Which Singh was King?

Author: Swapan Dasgupta
Publication: The Pioneer
Date: July 27, 2008

Last Tuesday, the Lok Sabha was adjourned shortly after 4 pm when three BJP members made their dramatic charge that the UPA Government had used cash to break the Opposition. Around 5.30 pm, when it was still unclear how the rest of the proceedings would be conducted, a senior BJP leader got an unusual message from a senior Cabinet Minister. Wouldn't it be better, the Minister asked, if the Opposition allowed the Government to win on the strength of a voice vote? In other words, wouldn't it be better for all concerned if a division (the parliamentary term for a head count) was averted?

There are two ways of viewing this proposal which may or may not have had the blessings of the top UPA leadership. First, it is entirely possible to view it as a cynical ploy to allow the Opposition to save face by not exposing the widespread defections from its ranks. At the same time, it would have given the Government a powerful handle to argue that the NDA was never serious about dislodging Manmohan Singh. In time, this theory would have been embellished to suggest that LK Advani was actually running scared of a resurgent Mayawati.

It is likely that the overture was made in the knowledge that some important BJP functionaries had consistently opposed the attempt to defeat the Government in the Trust vote. His ostensible argument was that it didn't help the party to have twin the Lok Sabha election with Assembly elections in five states, with Orissa and Andhra Pradesh possibly also joining in. The less charitable explanations included a single-minded determination to derail the Advani-for-PM campaign. After there was uproar over the purchase of MPs, the same lot pressed for an NDA walkout that would avert a floor test.

However, not everything in politics is centred on chicanery and duplicity. The overture to the BJP may well have had a less unwholesome rationale. The Congress, at the time the proposal was mooted, knew very well that the UPA was heading for a comfortable victory in the Lok Sabha. Indeed, had it not been for the fear of what the sting operation may have brought out, the UPA's margin of victory may well have been 25, not 19. At the same time, despite Pranab Mukherjee's statistical sophistry and claim that the UPA was never in minority, it was well know that the Government would win the trust vote on the strength of defections. While this may be a tribute to the crisis-management skills of the fixers and the profiling expertise of the Intelligence agencies, many in the Congress recognised the long-term political costs of being perceived as a party of the sleazy. The BJP may well have to ponder why so many of its legislators succumb to temptation, but the Congress has to consider the implications of being the fountainhead of corruption in the country.

Needless to say, the Cabinet Minister's noble attempt to prevent his own party from being tainted by disrepute and the Government's moral legitimacy being called into question, failed. The vote confirmed that the UPA had won on the strength of defections and the roll call of the treacherous showed that not even one of them was guided by any principled support to the nuclear agreement. In the time to come, the Prime Minister may well rue his assertion last Monday evening that there was no evidence of horse-trading. Like in the subterfuge over an Italian fugitive in the Bofors case, Manmohan Singh has developed the art of looking elsewhere when expedient. The Prime Minister was and is an accomplished survivor.

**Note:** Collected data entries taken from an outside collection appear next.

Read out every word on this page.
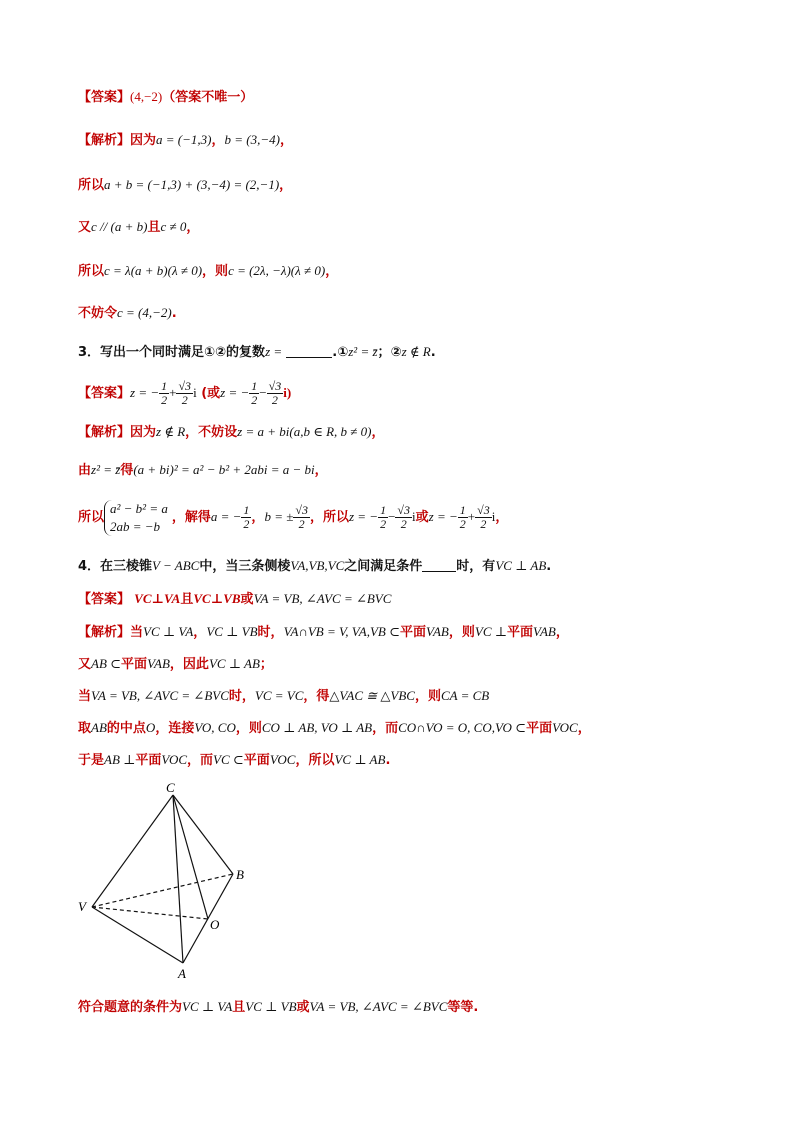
【答案】(4,−2)（答案不唯一）
【解析】因为a = (−1,3)，b = (3,−4)，
所以a + b = (−1,3) + (3,−4) = (2,−1)，
又c // (a + b)且c ≠ 0，
所以c = λ(a + b)(λ ≠ 0)，则c = (2λ, −λ)(λ ≠ 0)，
不妨令c = (4,−2).
3．写出一个同时满足①②的复数z =	.①z² = z̄；②z ∉ R.
【答案】z = − $\frac{1}{2} + \frac{√3}{2}$ i (或z = − $\frac{1}{2} - \frac{√3}{2} i$)
【解析】因为z ∉ R，不妨设z = a + bi(a,b ∈ R, b ≠ 0)，
由z² = z̄得(a + bi)² = a² − b² + 2abi = a − bi，
所以
a² − b² = a
2ab = −b
，解得a = − $\frac{1}{2}$ ，b = ± $\frac{√3}{2}$ ，所以z = − $\frac{1}{2} - \frac{√3}{2}$ i或z = − $\frac{1}{2} + \frac{√3}{2}$ i，
4．在三棱锥V − ABC中，当三条侧棱VA,VB,VC之间满足条件	时，有VC ⊥ AB.
【答案】 VC⊥VA且VC⊥VB或VA = VB, ∠AVC = ∠BVC
【解析】当VC ⊥ VA，VC ⊥ VB时，VA∩VB = V, VA,VB ⊂平面VAB，则VC ⊥平面VAB，
又AB ⊂平面VAB，因此VC ⊥ AB；
当VA = VB, ∠AVC = ∠BVC时，VC = VC，得△VAC ≅ △VBC，则CA = CB
取AB的中点O，连接VO, CO，则CO ⊥ AB, VO ⊥ AB，而CO∩VO = O, CO,VO ⊂平面VOC，
于是AB ⊥平面VOC，而VC ⊂平面VOC，所以VC ⊥ AB.
C
B
V
O
A
符合题意的条件为VC ⊥ VA且VC ⊥ VB或VA = VB, ∠AVC = ∠BVC等等.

In line with the deep cynicism with which Indira Gandhi approached politics, the Congress believes that the voters love winners and don't give a damn about whether victory came through fairplay or match fixing. The "above politics" Prime Minister and heir-apparent will be flaunted to be the gold filling in a mouth of decay. This approach may succeed if the NDA campaign is undermined by its own fifth column. However, the future of governance in India is likely to be completely nightmarish.

Managing coalitions is daunting at the best of time. For four years, as long as the Left treated him like their "bonded slave", the UPA Government put economic reforms on hold and squandered the entire bequest of the Atal Bihari Vajpayee Government.

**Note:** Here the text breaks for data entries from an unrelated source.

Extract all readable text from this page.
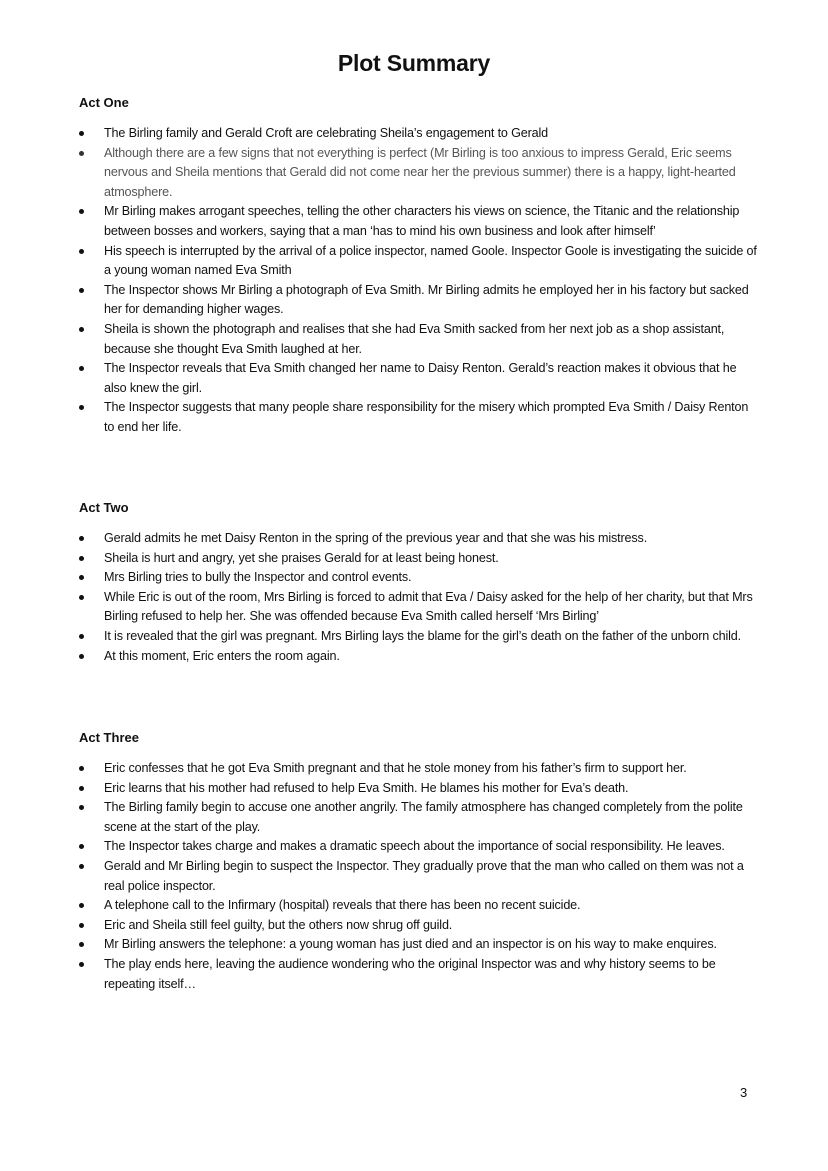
Plot Summary
Act One
The Birling family and Gerald Croft are celebrating Sheila’s engagement to Gerald
Although there are a few signs that not everything is perfect (Mr Birling is too anxious to impress Gerald, Eric seems nervous and Sheila mentions that Gerald did not come near her the previous summer) there is a happy, light-hearted atmosphere.
Mr Birling makes arrogant speeches, telling the other characters his views on science, the Titanic and the relationship between bosses and workers, saying that a man ‘has to mind his own business and look after himself’
His speech is interrupted by the arrival of a police inspector, named Goole. Inspector Goole is investigating the suicide of a young woman named Eva Smith
The Inspector shows Mr Birling a photograph of Eva Smith. Mr Birling admits he employed her in his factory but sacked her for demanding higher wages.
Sheila is shown the photograph and realises that she had Eva Smith sacked from her next job as a shop assistant, because she thought Eva Smith laughed at her.
The Inspector reveals that Eva Smith changed her name to Daisy Renton. Gerald’s reaction makes it obvious that he also knew the girl.
The Inspector suggests that many people share responsibility for the misery which prompted Eva Smith / Daisy Renton to end her life.
Act Two
Gerald admits he met Daisy Renton in the spring of the previous year and that she was his mistress.
Sheila is hurt and angry, yet she praises Gerald for at least being honest.
Mrs Birling tries to bully the Inspector and control events.
While Eric is out of the room, Mrs Birling is forced to admit that Eva / Daisy asked for the help of her charity, but that Mrs Birling refused to help her. She was offended because Eva Smith called herself ‘Mrs Birling’
It is revealed that the girl was pregnant. Mrs Birling lays the blame for the girl’s death on the father of the unborn child.
At this moment, Eric enters the room again.
Act Three
Eric confesses that he got Eva Smith pregnant and that he stole money from his father’s firm to support her.
Eric learns that his mother had refused to help Eva Smith. He blames his mother for Eva’s death.
The Birling family begin to accuse one another angrily. The family atmosphere has changed completely from the polite scene at the start of the play.
The Inspector takes charge and makes a dramatic speech about the importance of social responsibility. He leaves.
Gerald and Mr Birling begin to suspect the Inspector. They gradually prove that the man who called on them was not a real police inspector.
A telephone call to the Infirmary (hospital) reveals that there has been no recent suicide.
Eric and Sheila still feel guilty, but the others now shrug off guild.
Mr Birling answers the telephone: a young woman has just died and an inspector is on his way to make enquires.
The play ends here, leaving the audience wondering who the original Inspector was and why history seems to be repeating itself…
3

However, in a perverse sort of way, the Left agenda was policy driven.

Apart from the Comrades in academia who fattened themselves on official patronage (and are, therefore, writing op-ed pieces denouncing Prakash Karat), the Left leaders didn't have personal agendas. They were guided by spurious economics, not lucrative commerce.

The same can hardly be said for those who helped save the day for the Government and now hope to maximise their gains in the next nine months.

Demands for modifications in the telecom policy, a windfall profit tax, the appointment of a malleable CBI director and the JMM-isation of Coal India have already been made.

In the next few days, there will be demands for, first, Cabinet berths followed by a new list of priorities that may well include the nationalisation of the Bellary mines, privileged treatment of select corporates, harassment of those who don't take the phone calls of the mighty and interference in the internal workings of the media.

Of course, the two pending pieces of economic legislation will also go through but more as a diversion.

In hindsight, last Tuesday's vote may prove very costly for both the UPA and India -- and not because of the nuke deal which is certain to be cloaked in associated disrepute.

"Singh is King", the gush-gush brigade sang after the infamous victory. It's a pity they didn't specify which Singh is King.